High-quality global navigation satellite systems (GNSS) products are integral to a wide array of scientific and commercial applications. The analysis centers of the International GNSS Service generate such products by processing observations from a global network of ground stations to one or more GNSS constellations. So far, this kind of processing only incorporates elevation-dependent a priori modeling of observation variances and disregards temporal correlations. Meanwhile, numerous studies have shown the positive impact the incorporation of sophisticated stochastic modeling has on GNSS processing and resulting products. The stochastic properties of highly stable atomic clocks onboard GNSS satellites or linked to some receivers can also be modeled in this fashion. While studies show that this improves the resulting GNSS products, global GNSS processing does not yet commonly utilize stochastic modeling of clock estimates.

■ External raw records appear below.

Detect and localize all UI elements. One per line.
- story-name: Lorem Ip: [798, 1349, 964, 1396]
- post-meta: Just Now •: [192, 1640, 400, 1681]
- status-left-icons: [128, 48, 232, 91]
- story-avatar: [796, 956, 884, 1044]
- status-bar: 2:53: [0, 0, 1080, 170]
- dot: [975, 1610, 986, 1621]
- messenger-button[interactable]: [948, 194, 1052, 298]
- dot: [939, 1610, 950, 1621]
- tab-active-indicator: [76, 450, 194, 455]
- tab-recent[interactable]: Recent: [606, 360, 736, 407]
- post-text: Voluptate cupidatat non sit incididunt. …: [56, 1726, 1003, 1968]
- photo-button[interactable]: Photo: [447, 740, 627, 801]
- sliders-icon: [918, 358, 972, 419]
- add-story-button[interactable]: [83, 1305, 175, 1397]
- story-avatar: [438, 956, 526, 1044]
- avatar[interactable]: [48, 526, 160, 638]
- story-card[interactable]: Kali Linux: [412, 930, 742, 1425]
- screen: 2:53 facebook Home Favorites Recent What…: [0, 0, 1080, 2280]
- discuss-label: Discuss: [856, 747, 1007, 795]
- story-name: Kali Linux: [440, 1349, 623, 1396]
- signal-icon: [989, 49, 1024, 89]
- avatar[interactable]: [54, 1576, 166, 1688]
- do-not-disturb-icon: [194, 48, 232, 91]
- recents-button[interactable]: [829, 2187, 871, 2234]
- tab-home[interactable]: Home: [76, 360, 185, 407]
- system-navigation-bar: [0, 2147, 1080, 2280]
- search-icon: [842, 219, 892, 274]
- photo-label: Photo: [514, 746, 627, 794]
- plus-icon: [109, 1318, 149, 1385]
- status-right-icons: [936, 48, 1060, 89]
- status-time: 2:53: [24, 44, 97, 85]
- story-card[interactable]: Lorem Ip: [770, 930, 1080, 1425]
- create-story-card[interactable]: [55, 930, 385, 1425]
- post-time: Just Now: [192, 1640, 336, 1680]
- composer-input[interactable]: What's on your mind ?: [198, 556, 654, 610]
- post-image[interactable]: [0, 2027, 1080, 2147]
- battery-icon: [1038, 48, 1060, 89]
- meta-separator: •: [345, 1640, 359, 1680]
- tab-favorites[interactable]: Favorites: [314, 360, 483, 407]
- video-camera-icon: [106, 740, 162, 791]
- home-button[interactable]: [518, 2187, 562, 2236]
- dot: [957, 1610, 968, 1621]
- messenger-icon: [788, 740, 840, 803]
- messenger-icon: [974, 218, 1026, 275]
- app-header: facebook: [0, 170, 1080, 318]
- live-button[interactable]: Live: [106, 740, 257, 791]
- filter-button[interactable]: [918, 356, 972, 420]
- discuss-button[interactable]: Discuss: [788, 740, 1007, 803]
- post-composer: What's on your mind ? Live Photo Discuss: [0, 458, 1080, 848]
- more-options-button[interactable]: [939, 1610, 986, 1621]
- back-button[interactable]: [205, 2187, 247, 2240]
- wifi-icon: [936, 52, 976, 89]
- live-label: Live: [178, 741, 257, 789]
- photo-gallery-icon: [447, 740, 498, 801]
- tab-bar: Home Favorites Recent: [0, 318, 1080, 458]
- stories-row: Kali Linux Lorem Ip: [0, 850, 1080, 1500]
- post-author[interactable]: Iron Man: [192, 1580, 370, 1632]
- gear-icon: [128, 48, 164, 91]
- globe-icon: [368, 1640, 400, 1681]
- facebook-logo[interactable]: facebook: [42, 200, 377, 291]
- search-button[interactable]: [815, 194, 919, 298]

The main goal of the project is to advance the state of the art of global GNSS processing by incorporating sophisticated stochastic modeling of observation noise and clock estimates. Achieving this goal requires finding the best parametric description of the observation noise covariance matrix and the stochastic properties of clock estimates. Implementing a suitable and efficient normal equation structure enables stochastic modeling even in large-scale global GNSS processing. Furthermore, automatically adjusting the model coefficients by means of variance component estimation is going to result in more realistic noise models. Publishing all findings and developed methodologies on an open-access basis together with a GNSS product time series of at least 10 years benefits the GNSS community and users.
This project is funded within the Austrian Space Applications Program (ASAP) Phase XVI by the Austrian Research Promotion Agency (FFG).